Der Karikaturist Daumier hat uns ein, in seiner Gänze betrachtet, zwiespältige Reaktionen auslösendes Erbe hinterlassen. Er hat neben seinen etwa 400 kleinen lithographischen Meisterwerken – die werden immer wieder gezeigt! – eine riesige Zahl von belanglosen und oftmals lieblos schlecht gezeichneten Lithografien produziert. Das ist der andere, selten oder nie gezeigte Daumier, der oft in bedrückender Terminnot Bilder liefern mußte, Bilder, denen man die Unlust ansieht.
Sein Dauerzwist mit Philipon und einem Teil des Redaktionsstabes endete 1861 mit der Entlassung aus den Diensten des „Charivari“. Es folgten wirtschaftlich schwierige Zeiten. Er mußte die Wohnung auf der Ille St. Louis aufgeben und er nahm Quartier im neuen, vor allem von den Impressionisten bevorzugten Künstlerviertel, dem sogenannten „Nouvelle Athènes“ (9tes Arrondissement).

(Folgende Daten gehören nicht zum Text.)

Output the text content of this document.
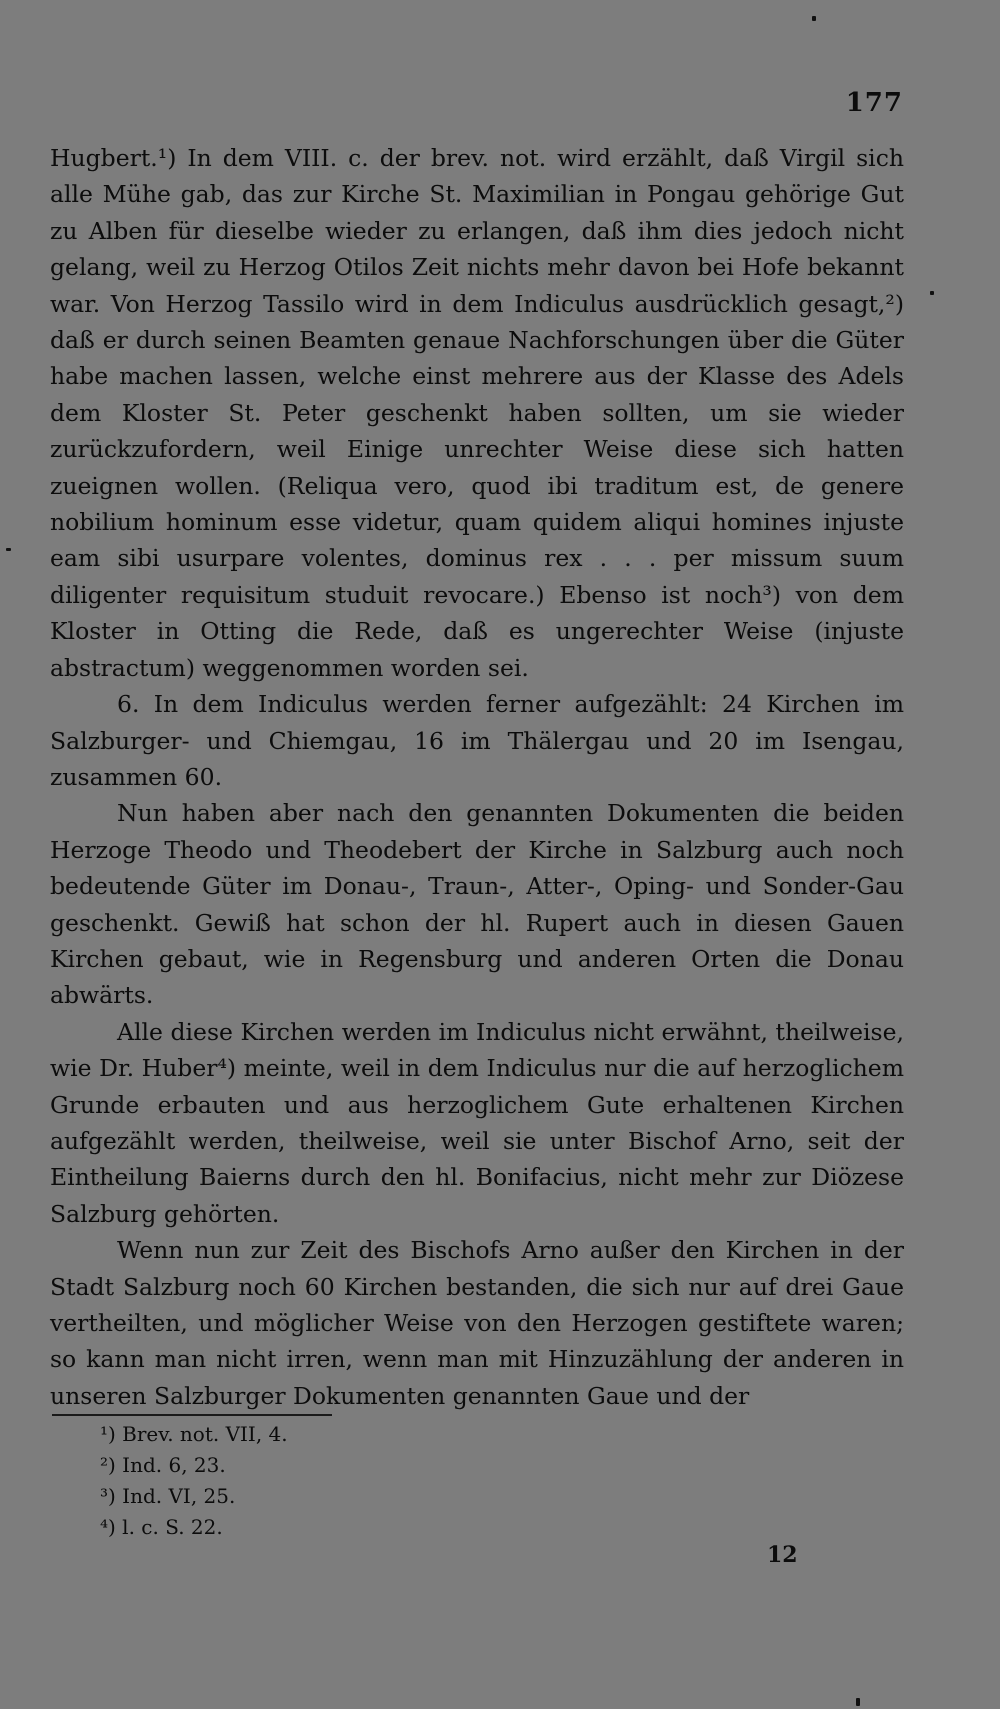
177

Hugbert.¹) In dem VIII. c. der brev. not. wird erzählt, daß Virgil sich alle Mühe gab, das zur Kirche St. Maximilian in Pongau gehörige Gut zu Alben für dieselbe wieder zu erlangen, daß ihm dies jedoch nicht gelang, weil zu Herzog Otilos Zeit nichts mehr davon bei Hofe bekannt war. Von Herzog Tassilo wird in dem Indiculus ausdrücklich gesagt,²) daß er durch seinen Beamten genaue Nachforschungen über die Güter habe machen lassen, welche einst mehrere aus der Klasse des Adels dem Kloster St. Peter geschenkt haben sollten, um sie wieder zurückzufordern, weil Einige unrechter Weise diese sich hatten zueignen wollen. (Reliqua vero, quod ibi traditum est, de genere nobilium hominum esse videtur, quam quidem aliqui homines injuste eam sibi usurpare volentes, dominus rex . . . per missum suum diligenter requisitum studuit revocare.) Ebenso ist noch³) von dem Kloster in Otting die Rede, daß es ungerechter Weise (injuste abstractum) weggenommen worden sei.

6. In dem Indiculus werden ferner aufgezählt: 24 Kirchen im Salzburger- und Chiemgau, 16 im Thälergau und 20 im Isengau, zusammen 60.

Nun haben aber nach den genannten Dokumenten die beiden Herzoge Theodo und Theodebert der Kirche in Salzburg auch noch bedeutende Güter im Donau-, Traun-, Atter-, Oping- und Sonder-Gau geschenkt. Gewiß hat schon der hl. Rupert auch in diesen Gauen Kirchen gebaut, wie in Regensburg und anderen Orten die Donau abwärts.

Alle diese Kirchen werden im Indiculus nicht erwähnt, theilweise, wie Dr. Huber⁴) meinte, weil in dem Indiculus nur die auf herzoglichem Grunde erbauten und aus herzoglichem Gute erhaltenen Kirchen aufgezählt werden, theilweise, weil sie unter Bischof Arno, seit der Eintheilung Baierns durch den hl. Bonifacius, nicht mehr zur Diözese Salzburg gehörten.

Wenn nun zur Zeit des Bischofs Arno außer den Kirchen in der Stadt Salzburg noch 60 Kirchen bestanden, die sich nur auf drei Gaue vertheilten, und möglicher Weise von den Herzogen gestiftete waren; so kann man nicht irren, wenn man mit Hinzuzählung der anderen in unseren Salzburger Dokumenten genannten Gaue und der

¹) Brev. not. VII, 4.
²) Ind. 6, 23.
³) Ind. VI, 25.
⁴) l. c. S. 22.
12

Daumier musste es bitter erfahren: als freier Künstler war er chancenlos. Nur Philipons Tod und die dann folgende Wiederaufnahme in den Mitarbeiterstab des „Charivari“ 1863 beendete diese für ihn böse Zeit. Daumier bedankte sich auf seine Weise: er zeichnete für den „Charivari“ zwischen 1866 und 1870, sein Alterswerk &ndsh; diese einzigartiger Blätter zu Krieg und Frieden in Europa, Blätter, deren unveränderte Aktualität uns heute noch bedrücken. Er sah das Ende des kaiserlich-imperialistischen Frankreichs kommen. Er erlebte eine der großen Tragödien Frankreichs des 19. Jahrhunderts: Commune und Bürgerkrieg, den Sieg Preußens über Frankreich und damit den Schrecken des Krieges als Dauergast in Europa.

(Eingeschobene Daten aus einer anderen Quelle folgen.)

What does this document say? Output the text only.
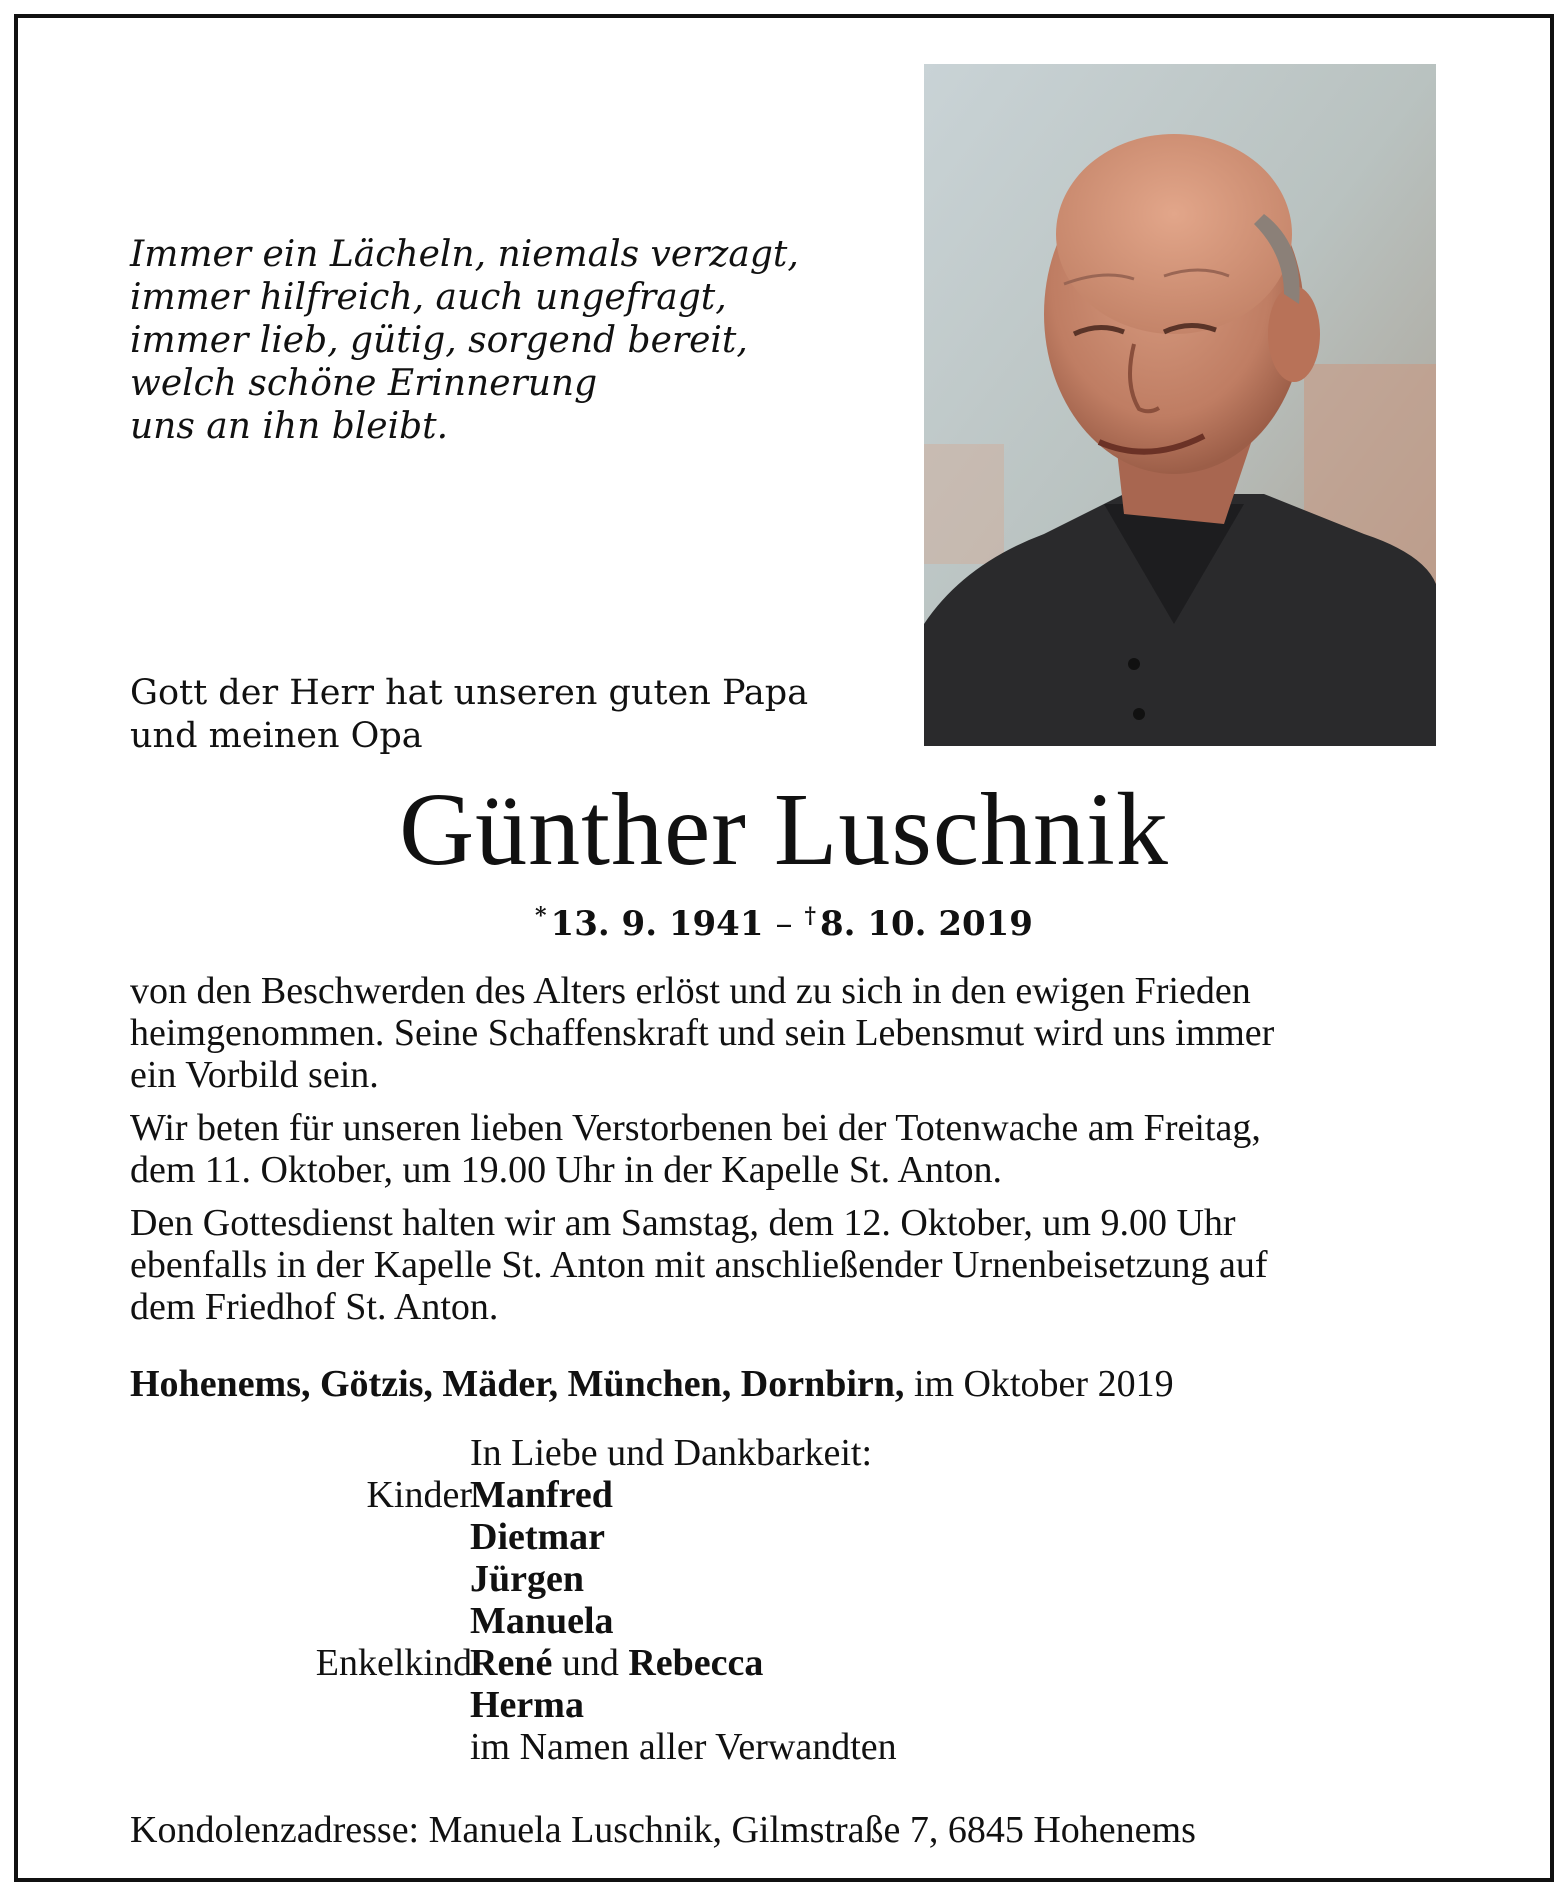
Immer ein Lächeln, niemals verzagt,
immer hilfreich, auch ungefragt,
immer lieb, gütig, sorgend bereit,
welch schöne Erinnerung
uns an ihn bleibt.
Gott der Herr hat unseren guten Papa
und meinen Opa
Günther Luschnik
* 13. 9. 1941 – † 8. 10. 2019
von den Beschwerden des Alters erlöst und zu sich in den ewigen Frieden
heimgenommen. Seine Schaffenskraft und sein Lebensmut wird uns immer
ein Vorbild sein.
Wir beten für unseren lieben Verstorbenen bei der Totenwache am Freitag,
dem 11. Oktober, um 19.00 Uhr in der Kapelle St. Anton.
Den Gottesdienst halten wir am Samstag, dem 12. Oktober, um 9.00 Uhr
ebenfalls in der Kapelle St. Anton mit anschließender Urnenbeisetzung auf
dem Friedhof St. Anton.
Hohenems, Götzis, Mäder, München, Dornbirn, im Oktober 2019
In Liebe und Dankbarkeit:
Kinder
Manfred
Dietmar
Jürgen
Manuela
Enkelkind
René und Rebecca
Herma
im Namen aller Verwandten
Kondolenzadresse: Manuela Luschnik, Gilmstraße 7, 6845 Hohenems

Die Karikatur ist gemeinhin im Kontinuum der künstlerischen Darstellungsweisen ganz unten angesiedelt. Tageswitz bedeutet schnelles Vergessen. Aber gleichwohl, in diesen niederen Gefilden herrschen keine eindeutigen und verbindlichen Regeln für das, was man wie zu zeichnen hat. Und das ist der Bereich der kleinen Freiheit, in dem sich Daumier bewegt und den er zu nutzen versteht. Es ist die Freiheit des Probieren-Könnens. Daumier kann ohne von der Kunstkritik behelligt zu werden alle Stilmittel der zeichnerischen Umsetzung vorgegebener Sujets erproben. Er kann monumental zeichnen wie ein Bildhauer, der es versteht, die Tektonik des Körpers einer Person korrekt in die Bildsprache zu übertragen. Seine Figuren verlieren selten ihre Balance.

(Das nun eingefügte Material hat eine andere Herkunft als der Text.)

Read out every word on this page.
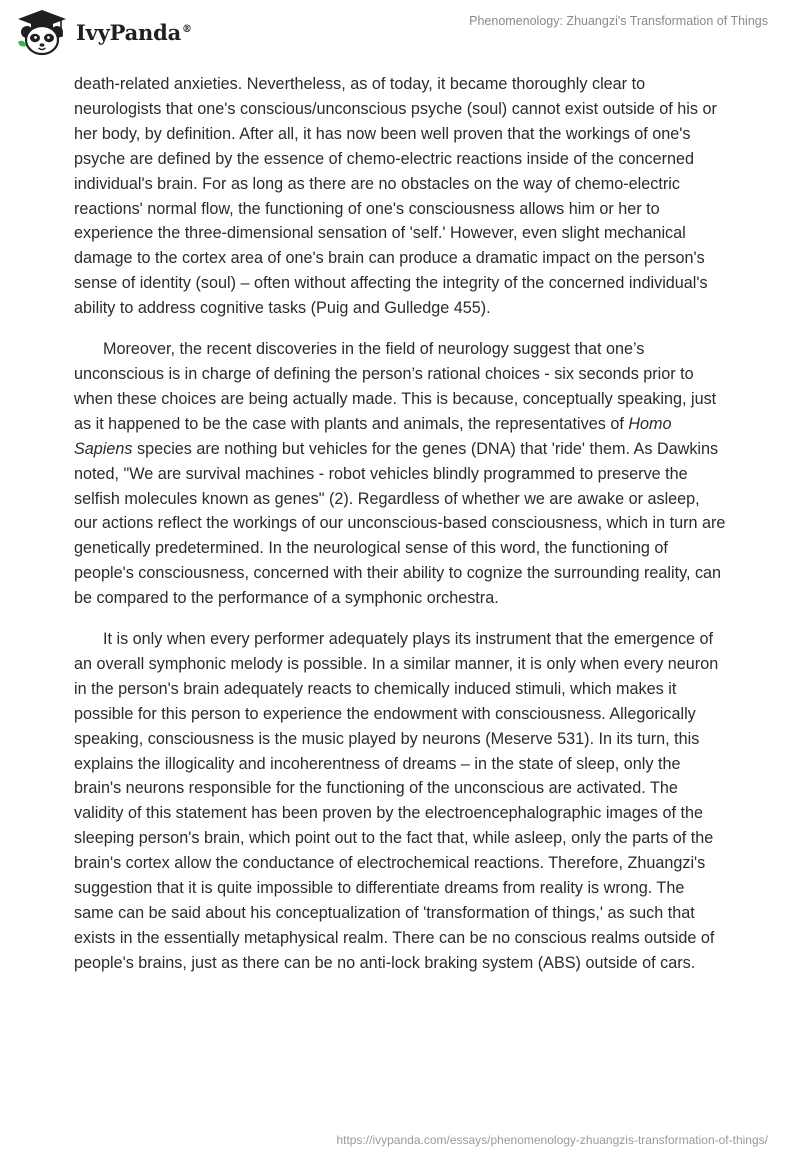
IvyPanda®
Phenomenology: Zhuangzi's Transformation of Things

death-related anxieties. Nevertheless, as of today, it became thoroughly clear to neurologists that one's conscious/unconscious psyche (soul) cannot exist outside of his or her body, by definition. After all, it has now been well proven that the workings of one's psyche are defined by the essence of chemo-electric reactions inside of the concerned individual's brain. For as long as there are no obstacles on the way of chemo-electric reactions' normal flow, the functioning of one's consciousness allows him or her to experience the three-dimensional sensation of 'self.' However, even slight mechanical damage to the cortex area of one's brain can produce a dramatic impact on the person's sense of identity (soul) – often without affecting the integrity of the concerned individual's ability to address cognitive tasks (Puig and Gulledge 455).

Moreover, the recent discoveries in the field of neurology suggest that one’s unconscious is in charge of defining the person’s rational choices - six seconds prior to when these choices are being actually made. This is because, conceptually speaking, just as it happened to be the case with plants and animals, the representatives of Homo Sapiens species are nothing but vehicles for the genes (DNA) that 'ride' them. As Dawkins noted, "We are survival machines - robot vehicles blindly programmed to preserve the selfish molecules known as genes" (2). Regardless of whether we are awake or asleep, our actions reflect the workings of our unconscious-based consciousness, which in turn are genetically predetermined. In the neurological sense of this word, the functioning of people's consciousness, concerned with their ability to cognize the surrounding reality, can be compared to the performance of a symphonic orchestra.

It is only when every performer adequately plays its instrument that the emergence of an overall symphonic melody is possible. In a similar manner, it is only when every neuron in the person's brain adequately reacts to chemically induced stimuli, which makes it possible for this person to experience the endowment with consciousness. Allegorically speaking, consciousness is the music played by neurons (Meserve 531). In its turn, this explains the illogicality and incoherentness of dreams – in the state of sleep, only the brain's neurons responsible for the functioning of the unconscious are activated. The validity of this statement has been proven by the electroencephalographic images of the sleeping person's brain, which point out to the fact that, while asleep, only the parts of the brain's cortex allow the conductance of electrochemical reactions. Therefore, Zhuangzi's suggestion that it is quite impossible to differentiate dreams from reality is wrong. The same can be said about his conceptualization of 'transformation of things,' as such that exists in the essentially metaphysical realm. There can be no conscious realms outside of people's brains, just as there can be no anti-lock braking system (ABS) outside of cars.

https://ivypanda.com/essays/phenomenology-zhuangzis-transformation-of-things/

Er kann am anderen Extrem die Atemlosigkeit eines neuen Zeitgefühls einfangen, indem er die dargestellten Personen in ein Netz von Knick- und Zitterlinien einwickelt, um damit die Bewegung des Körpers im Raum in einem Zeitkontinuum zu beschreiben. Seine Figuren scheinen zu vibrieren.
In diesen Darstellungsmodi bewegen sich die 20.000 von ihm gezeichneten Gestalten. Deshalb ist auch sein Werk scheinbar so uneben und begrifflich so schwer zu fassen. Die Literatur über ihn hat ihn erklärt: zum Romantiker, zum Impressionisten, zum Expressionisten, zum Realisten, zum Fotografen unter den Malern und sonst noch etwas. Es ist dem Laboratorium der kleinen Freiheit der Karikatur geschuldet, die Daumier persönlich als die große Unfreiheit erfahren hat.